Já o albanês Kadaré, romancista de igual envergadura, beirando o desconhecimento por aqui, morreu em julho do ano passado e conquistou não mais que uma nota na Folha e uma singela – para não dizer pobre – matéria no Estadão. Isso se dá por inúmeras razões que não vêm ao caso.
E onde Mira Estrela entra nessa história?
Llosa, até certa idade, era um forte esquerdista; mais tarde, tornou-se um coeso liberal; contudo, à medida que envelhecia, suas ideias envelheciam junto: contrariou (inconscientemente, quem sabe) os próprios liberais e conservadores que leu e defendeu, e acabou como um direitista radical. Nem tanto. Estou a exagerar.
A título de exemplo, cito o seguinte episódio: há alguns dias, em Mira Estrela, presenciei reações e contrarreações acerca de uma proposta de reestruturação salarial.
A realidade é elástica. Se ela não nos ensina, pelo menos nos lembra de que, na democracia, uma oposição política funciona, quase sempre, como a negação do outro.
Para além das brutalidades ideológicas, é tão compreensiva a proposta de aumento salarial dos funcionários quanto é essencialmente justa a indignação da população e o posicionamento também contrário dos vereadores.
Em Mira Estrela, a elasticidade da realidade democrática não seria diferente da proposta pelos pensadores de Llosa. Eis o legado que deixou em seu livro O Chamado da Tribo: grandes pensadores para o nosso tempo.
Mesmo mediante o espetáculo das redes sociais – que não deixa de pertencer à “sociedade do espetáculo” da qual falou Llosa em outra obra –, os fundamentos da liberdade individual devem ser mantidos.
O que a tribo de Llosa – e o próprio Llosa – nos oferece é a noção equilibrada de que as ideias (políticas) pautam as relações de interesses e de ação na sociedade.
Por isso a postura de quem opina e debate precisa ser elástica, próxima à realidade, na medida certa da realidade.
O que importa aqui, e nisso Llosa foi quase irretocável, é entender que intelectuais como Adam Smith, Hayek, Berlin, entre outros, demonstram que nossas meditações melhor escapam dos equívocos e abusos de nossas motivações se respeitarem a modernidade e suas características adaptativas.

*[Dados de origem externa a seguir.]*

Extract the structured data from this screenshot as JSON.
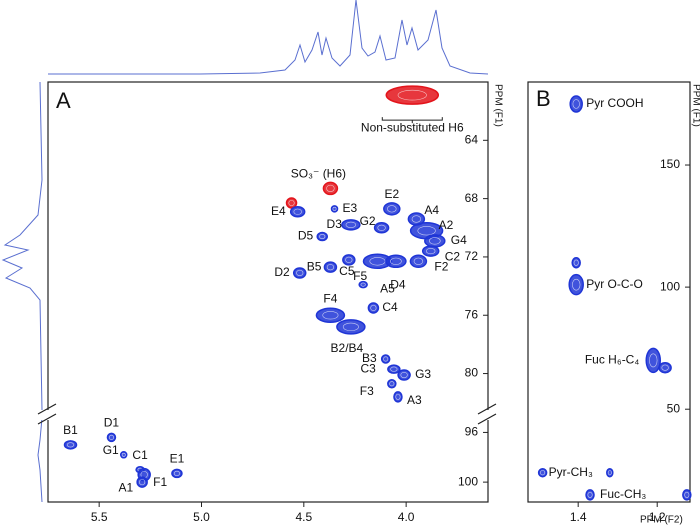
{
  "chart_data": [
    {
      "type": "scatter",
      "panel_label": "A",
      "xlabel": "PPM (F2)",
      "ylabel": "PPM (F1)",
      "xlim": [
        5.75,
        3.6
      ],
      "xticks": [
        5.5,
        {
          "value": 5,
          "label": "5.0"
        },
        4.5,
        {
          "value": 4,
          "label": "4.0"
        }
      ],
      "y_inverted": true,
      "y_segments": [
        {
          "ylim": [
            60,
            82.5
          ],
          "yticks": [
            64,
            68,
            72,
            76,
            80
          ]
        },
        {
          "ylim": [
            95,
            101.6
          ],
          "yticks": [
            96,
            100
          ]
        }
      ],
      "peaks": [
        {
          "label": "Non-substituted H6",
          "x": 3.97,
          "y": 60.9,
          "color": "#e3141b"
        },
        {
          "label": "SO₃⁻ (H6)",
          "x": 4.37,
          "y": 67.3,
          "color": "#e3141b"
        },
        {
          "label": null,
          "x": 4.56,
          "y": 68.3,
          "color": "#e3141b"
        },
        {
          "label": "E4",
          "x": 4.53,
          "y": 68.9,
          "color": "#1f35d6"
        },
        {
          "label": "E3",
          "x": 4.35,
          "y": 68.7,
          "color": "#1f35d6"
        },
        {
          "label": "D3",
          "x": 4.27,
          "y": 69.8,
          "color": "#1f35d6"
        },
        {
          "label": "G2",
          "x": 4.12,
          "y": 70.0,
          "color": "#1f35d6"
        },
        {
          "label": "E2",
          "x": 4.07,
          "y": 68.7,
          "color": "#1f35d6"
        },
        {
          "label": "A4",
          "x": 3.95,
          "y": 69.4,
          "color": "#1f35d6"
        },
        {
          "label": "A2",
          "x": 3.9,
          "y": 70.2,
          "color": "#1f35d6"
        },
        {
          "label": "G4",
          "x": 3.86,
          "y": 70.9,
          "color": "#1f35d6"
        },
        {
          "label": "C2",
          "x": 3.88,
          "y": 71.6,
          "color": "#1f35d6"
        },
        {
          "label": "D5",
          "x": 4.41,
          "y": 70.6,
          "color": "#1f35d6"
        },
        {
          "label": "B5",
          "x": 4.37,
          "y": 72.7,
          "color": "#1f35d6"
        },
        {
          "label": "D2",
          "x": 4.52,
          "y": 73.1,
          "color": "#1f35d6"
        },
        {
          "label": "C5",
          "x": 4.28,
          "y": 72.2,
          "color": "#1f35d6"
        },
        {
          "label": "F5",
          "x": 4.21,
          "y": 73.9,
          "color": "#1f35d6"
        },
        {
          "label": "A5",
          "x": 4.14,
          "y": 72.3,
          "color": "#1f35d6"
        },
        {
          "label": "D4",
          "x": 4.05,
          "y": 72.3,
          "color": "#1f35d6"
        },
        {
          "label": "F2",
          "x": 3.94,
          "y": 72.3,
          "color": "#1f35d6"
        },
        {
          "label": "F4",
          "x": 4.37,
          "y": 76.0,
          "color": "#1f35d6"
        },
        {
          "label": "B2/B4",
          "x": 4.27,
          "y": 76.8,
          "color": "#1f35d6"
        },
        {
          "label": "C4",
          "x": 4.16,
          "y": 75.5,
          "color": "#1f35d6"
        },
        {
          "label": "B3",
          "x": 4.1,
          "y": 79.0,
          "color": "#1f35d6"
        },
        {
          "label": "C3",
          "x": 4.06,
          "y": 79.7,
          "color": "#1f35d6"
        },
        {
          "label": "G3",
          "x": 4.01,
          "y": 80.1,
          "color": "#1f35d6"
        },
        {
          "label": "F3",
          "x": 4.07,
          "y": 80.7,
          "color": "#1f35d6"
        },
        {
          "label": "A3",
          "x": 4.04,
          "y": 81.6,
          "color": "#1f35d6"
        },
        {
          "label": "B1",
          "x": 5.64,
          "y": 97.0,
          "color": "#1f35d6"
        },
        {
          "label": "D1",
          "x": 5.44,
          "y": 96.4,
          "color": "#1f35d6"
        },
        {
          "label": "G1",
          "x": 5.38,
          "y": 97.8,
          "color": "#1f35d6"
        },
        {
          "label": "C1",
          "x": 5.3,
          "y": 99.0,
          "color": "#1f35d6"
        },
        {
          "label": "F1",
          "x": 5.28,
          "y": 99.4,
          "color": "#1f35d6"
        },
        {
          "label": "A1",
          "x": 5.29,
          "y": 100.0,
          "color": "#1f35d6"
        },
        {
          "label": "E1",
          "x": 5.12,
          "y": 99.3,
          "color": "#1f35d6"
        }
      ]
    },
    {
      "type": "scatter",
      "panel_label": "B",
      "xlabel": "PPM (F2)",
      "ylabel": "PPM (F1)",
      "xlim": [
        1.527,
        1.117
      ],
      "xticks": [
        1.4,
        1.2
      ],
      "y_inverted": false,
      "y_segments": [
        {
          "ylim": [
            12,
            184
          ],
          "yticks": [
            50,
            100,
            150
          ]
        }
      ],
      "peaks": [
        {
          "label": "Pyr COOH",
          "x": 1.405,
          "y": 175,
          "color": "#1f35d6"
        },
        {
          "label": null,
          "x": 1.405,
          "y": 110,
          "color": "#1f35d6"
        },
        {
          "label": "Pyr O-C-O",
          "x": 1.405,
          "y": 101,
          "color": "#1f35d6"
        },
        {
          "label": "Fuc H₆-C₄",
          "x": 1.21,
          "y": 70,
          "color": "#1f35d6"
        },
        {
          "label": null,
          "x": 1.18,
          "y": 67,
          "color": "#1f35d6"
        },
        {
          "label": "Pyr-CH₃",
          "x": 1.49,
          "y": 24,
          "color": "#1f35d6"
        },
        {
          "label": null,
          "x": 1.32,
          "y": 24,
          "color": "#1f35d6"
        },
        {
          "label": "Fuc-CH₃",
          "x": 1.37,
          "y": 14.9,
          "color": "#1f35d6"
        },
        {
          "label": null,
          "x": 1.125,
          "y": 14.9,
          "color": "#1f35d6"
        }
      ]
    }
  ]
}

Não nos esqueçamos: a experiência crítica em sociedade, escreveu Llosa, é um feito estrondoso, mas, em contrapartida, lança ao homem “a responsabilidade individual”.
Quem quiser conhecer a obra de Vargas Llosa, recomendo Tia Julia e o escrevinhador e A guerra do fim do mundo. São livros magistrais.
P.S.: Um dia escreverei sobre Kadaré. Com orgulho.